Thanks for the quick reply.I have a multi node cluster with dedicated eligible masters but One query I have is should I store logs from all 100 nodes into a single Daily index?

Hi Magnus , I would really appreciate If you can clarify the query of storing 100 Nodes logs into a Single Daily index or Small multiple Indices buckets like subset of 10 machines logs in 1 index ?

An index in Elasticsearch can handle large amounts of data, so storing data related to hundreds or thousands of servers/devices is generally not a problem at all. If the shards get too big (larger than a few tens of GB), you can increase the number of shards to handle more data. The same way you can reduce the number of shards from the default 5 if you have small volumes.

The decision to use multiple indices is generally based more on the nature of the data being stored. If you have different types of data that are never queried together and have very different structure and possibly mapping conflicts, storing this in multiple indices might make sense.

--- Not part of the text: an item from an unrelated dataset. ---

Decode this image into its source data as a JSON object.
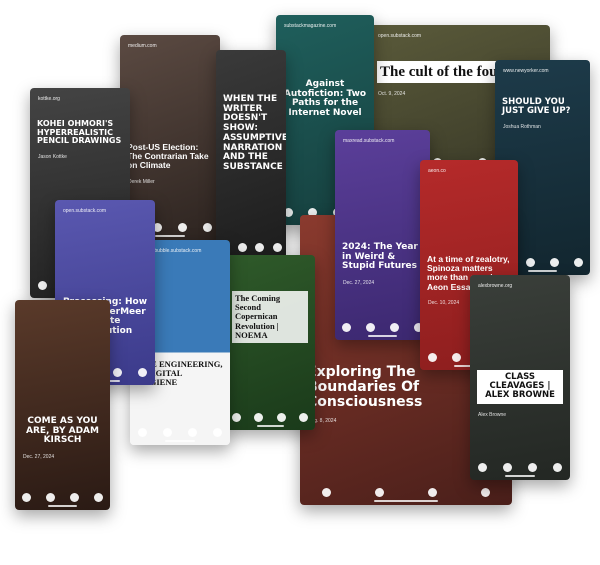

Each index and shard has a certain amount of overhead, so having lots of small indices/shards in generally inefficient.

Hi Christian thanks for your elaborative response, now it clarifies my doubt .

Thanks Magnus and Christian in spending some time to provide your inputs

Hi Christian , I would be having 90-100 GB of logs per day but type of data will be same , so storing the 100 GB logs in 1 index with 10 shards will be fine to get the better search performance ?

Hi Elastic team, please let me know any suggestion on the query so that we can proceed further.

What results in the best query performance depends on a wide range of factors, but for time-series data like logs that you can't keep around forever the best practice is to use time-series indexes (e.g. daily indexes) and shard each index as necessary to keep the shard size manageable. Sharding the data per source host (e.g. one index per host) is not recommended, but as Christian said earlier it could make sense to shard per type (e.g. one index series for syslog and one for HTTP requests).